As a second-generation Korean-American woman, and the only daughter of Korean immigrants, I grew up with a deeply ingrained set of cultural expectations concerning appearance, behavior, and social roles of women. Mimicry is a series of studio self-portraits in which I use photography to explore these cultural norms.
Though I myself view some of these expectations as unfair and potentially harmful to the self-esteem and social success of women, I recognize that I have internalized them, at least to some extent. Even for me, at those times when I am with my family or within Korean communities, I am acknowledging that social mimicry--both conscious and nonconscious--has its advantages. Adhering to these expected roles and behaviors helps preserve my family’s status and reputation within Korean communities at home and elsewhere, and also grants my own acceptance into these communities.

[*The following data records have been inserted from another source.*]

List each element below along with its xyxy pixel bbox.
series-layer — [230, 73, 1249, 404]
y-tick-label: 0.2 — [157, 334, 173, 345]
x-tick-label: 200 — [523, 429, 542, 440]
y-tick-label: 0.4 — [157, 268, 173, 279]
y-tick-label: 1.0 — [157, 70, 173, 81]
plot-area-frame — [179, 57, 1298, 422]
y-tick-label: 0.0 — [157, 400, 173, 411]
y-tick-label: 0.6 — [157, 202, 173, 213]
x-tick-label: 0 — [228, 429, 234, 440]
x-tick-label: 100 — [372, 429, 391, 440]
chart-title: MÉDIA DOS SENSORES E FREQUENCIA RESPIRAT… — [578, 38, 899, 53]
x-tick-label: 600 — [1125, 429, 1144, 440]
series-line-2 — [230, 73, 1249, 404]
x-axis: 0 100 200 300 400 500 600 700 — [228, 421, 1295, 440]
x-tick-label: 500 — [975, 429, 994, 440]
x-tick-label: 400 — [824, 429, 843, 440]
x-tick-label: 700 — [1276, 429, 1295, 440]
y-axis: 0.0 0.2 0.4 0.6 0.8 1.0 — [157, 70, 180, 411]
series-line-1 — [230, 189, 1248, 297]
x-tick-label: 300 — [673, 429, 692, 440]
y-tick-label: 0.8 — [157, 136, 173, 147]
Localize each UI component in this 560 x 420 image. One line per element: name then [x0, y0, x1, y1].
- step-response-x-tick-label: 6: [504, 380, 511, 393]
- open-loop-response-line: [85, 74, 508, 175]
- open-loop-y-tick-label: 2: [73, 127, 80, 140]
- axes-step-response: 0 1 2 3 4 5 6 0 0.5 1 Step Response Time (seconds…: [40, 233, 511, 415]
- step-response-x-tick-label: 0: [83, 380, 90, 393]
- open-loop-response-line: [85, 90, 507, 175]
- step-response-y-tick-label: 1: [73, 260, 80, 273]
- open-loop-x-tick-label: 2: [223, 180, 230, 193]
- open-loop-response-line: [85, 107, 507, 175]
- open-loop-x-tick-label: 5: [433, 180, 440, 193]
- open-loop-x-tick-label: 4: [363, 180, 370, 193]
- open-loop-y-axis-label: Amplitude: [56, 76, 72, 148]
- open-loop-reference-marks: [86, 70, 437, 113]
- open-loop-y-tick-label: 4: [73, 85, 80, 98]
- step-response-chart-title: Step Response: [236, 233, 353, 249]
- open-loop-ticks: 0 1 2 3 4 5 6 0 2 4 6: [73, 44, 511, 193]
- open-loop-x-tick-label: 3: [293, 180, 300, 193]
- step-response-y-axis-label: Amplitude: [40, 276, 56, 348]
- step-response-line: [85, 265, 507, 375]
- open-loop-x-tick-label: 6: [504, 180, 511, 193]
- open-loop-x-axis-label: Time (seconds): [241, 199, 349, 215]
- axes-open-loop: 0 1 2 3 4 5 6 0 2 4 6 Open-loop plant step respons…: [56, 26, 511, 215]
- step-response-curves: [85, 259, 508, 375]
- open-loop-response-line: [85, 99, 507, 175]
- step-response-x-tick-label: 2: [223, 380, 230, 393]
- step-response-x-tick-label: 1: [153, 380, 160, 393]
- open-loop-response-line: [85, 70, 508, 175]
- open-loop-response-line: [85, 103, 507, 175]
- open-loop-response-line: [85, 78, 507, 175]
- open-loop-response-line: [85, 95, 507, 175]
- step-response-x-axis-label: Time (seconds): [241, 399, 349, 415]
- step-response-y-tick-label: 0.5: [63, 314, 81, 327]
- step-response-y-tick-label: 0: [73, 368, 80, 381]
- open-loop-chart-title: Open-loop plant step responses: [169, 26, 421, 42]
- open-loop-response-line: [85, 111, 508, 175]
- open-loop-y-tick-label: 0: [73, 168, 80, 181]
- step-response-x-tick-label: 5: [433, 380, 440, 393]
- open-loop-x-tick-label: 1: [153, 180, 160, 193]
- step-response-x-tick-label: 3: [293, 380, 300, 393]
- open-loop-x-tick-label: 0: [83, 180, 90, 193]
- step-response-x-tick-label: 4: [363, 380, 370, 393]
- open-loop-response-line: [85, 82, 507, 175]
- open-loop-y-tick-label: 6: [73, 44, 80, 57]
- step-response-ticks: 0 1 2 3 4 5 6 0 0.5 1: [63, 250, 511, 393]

I have taken a humorous, tongue-in-cheek approach to the images in Mimicry as I would not want to sacrifice my family or my cultural connections by challenging these norms in a direct, confrontational way. I dress myself in traditional Korean women’s clothing, affect the idealized body language of Korean women, and engage in activities and behaviors associated with, and expected of, them. However, facial expression, incongruous details, exaggeration, and sometimes a careful satire allow me to distance myself from the traditional, idealized image of the Korean woman.
Even though the styling, props, and ideas in these images are clearly Korean or Asian, I believe that the underlying issues they explore are almost universal—ones that have been experienced, or at least can be understood, by women in most other cultures. My hope is that Mimicry will create a dialogue and encourage the viewer to identify and challenge these roles and rules for women.